Nos hemos limitado, en este breve panorama, a la expresión de hechos autobiográficos corroborados por el conocimiento de la historia personal de nuestro autor en el estado actual de las investigaciones. Hemos podido comprobar de paso que las posiciones de Cambaceres no se han quedado nunca estancadas sino que han evolucionado con el tiempo y de un libro a otro, pasando así, en el plano sentimental, de una actitud misógina a otra de compromiso y de comprensión o, en el terreno político, de una crítica acerba de la sociedad burguesa a una defensa de valores oligárquicos. «La historia de la literatura autobiográfica argentina -escribe Adolfo Prieto- condensa, en una plano insospechado, la historia de la élite del poder en la Argentina. [...] No podrá, aconsejablemente, prescindir del conocimiento de aquélla quien pretenda acometer un estudio de conjunto sobre la clase dirigente nacional»30. Suscribimos totalmente a esta opinión. A través de la narrativa cambaceriana se perfila todo un ambiente de época marcado por cierto descenso de la vieja clase dirigente y por el advenimiento de una clase nueva procedente a menudo de la inmigración. Pero así como la creación cambaceriana ilumina todo un contexto sociocultural, de rechazo la evocación de este contexto aclara aspectos que hubieran podido pasar desapercibidos de la personalidad de nuestro autor. Aparecen así las dos caras de la autobiografía, ese Jano de la literatura.




Bibliografía

  • Cané, Miguel, Prosa ligera, Buenos Aires, «La Cultura Argentina», 1919.
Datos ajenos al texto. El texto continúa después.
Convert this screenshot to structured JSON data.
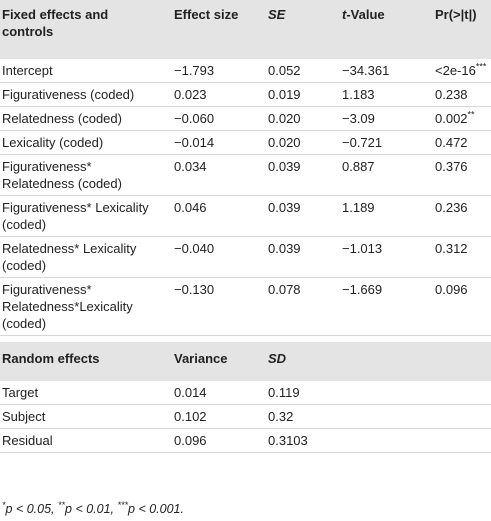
{
  "fixed_effects": {
    "header": [
      "Fixed effects and controls",
      "Effect size",
      "SE",
      {
        "italic": "t",
        "text": "-Value"
      },
      "Pr(>|t|)"
    ],
    "rows": [
      [
        "Intercept",
        "−1.793",
        "0.052",
        "−34.361",
        {
          "text": "<2e-16",
          "sup": "***"
        }
      ],
      [
        "Figurativeness (coded)",
        "0.023",
        "0.019",
        "1.183",
        "0.238"
      ],
      [
        "Relatedness (coded)",
        "−0.060",
        "0.020",
        "−3.09",
        {
          "text": "0.002",
          "sup": "**"
        }
      ],
      [
        "Lexicality (coded)",
        "−0.014",
        "0.020",
        "−0.721",
        "0.472"
      ],
      [
        "Figurativeness* Relatedness (coded)",
        "0.034",
        "0.039",
        "0.887",
        "0.376"
      ],
      [
        "Figurativeness* Lexicality (coded)",
        "0.046",
        "0.039",
        "1.189",
        "0.236"
      ],
      [
        "Relatedness* Lexicality (coded)",
        "−0.040",
        "0.039",
        "−1.013",
        "0.312"
      ],
      [
        "Figurativeness* Relatedness*Lexicality (coded)",
        "−0.130",
        "0.078",
        "−1.669",
        "0.096"
      ]
    ]
  },
  "random_effects": {
    "header": [
      "Random effects",
      "Variance",
      "SD"
    ],
    "rows": [
      [
        "Target",
        "0.014",
        "0.119"
      ],
      [
        "Subject",
        "0.102",
        "0.32"
      ],
      [
        "Residual",
        "0.096",
        "0.3103"
      ]
    ]
  },
  "footnote": [
    {
      "sup": "*",
      "text": "p < 0.05,"
    },
    {
      "sup": "**",
      "text": "p < 0.01,"
    },
    {
      "sup": "***",
      "text": "p < 0.001."
    }
  ]
}
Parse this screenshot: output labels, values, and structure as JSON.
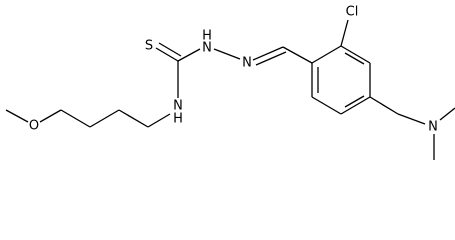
{
  "nodes": [
    {
      "label": "S"
    },
    {
      "label": "H"
    },
    {
      "label": "N"
    },
    {
      "label": "N"
    },
    {
      "label": "Cl"
    },
    {
      "label": "N"
    },
    {
      "label": "N"
    },
    {
      "label": "H"
    },
    {
      "label": "O"
    }
  ]
}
  • Cymerman, Claude, Diez estudios cambacerianos, Rouen, Publications de l'Université, 1993.
  • Lejeune, Philippe, Le Pacte autobiographique, Paris, Seuil, 1975.
  • Mansilla, Lucio V., Entre-Nos- Causeries del Jueves, Buenos Aires, Librería Hachette, 1963.
  • Prieto, Adolfo, La literatura autobiográfica argentina, Buenos Aires, Jorge Álvarez, 1966.
  • Tobal, Federico, Recuerdos del viejo Colegio Nacional de Buenos Aires, Buenos Aires, L. J. Rosso, 1942.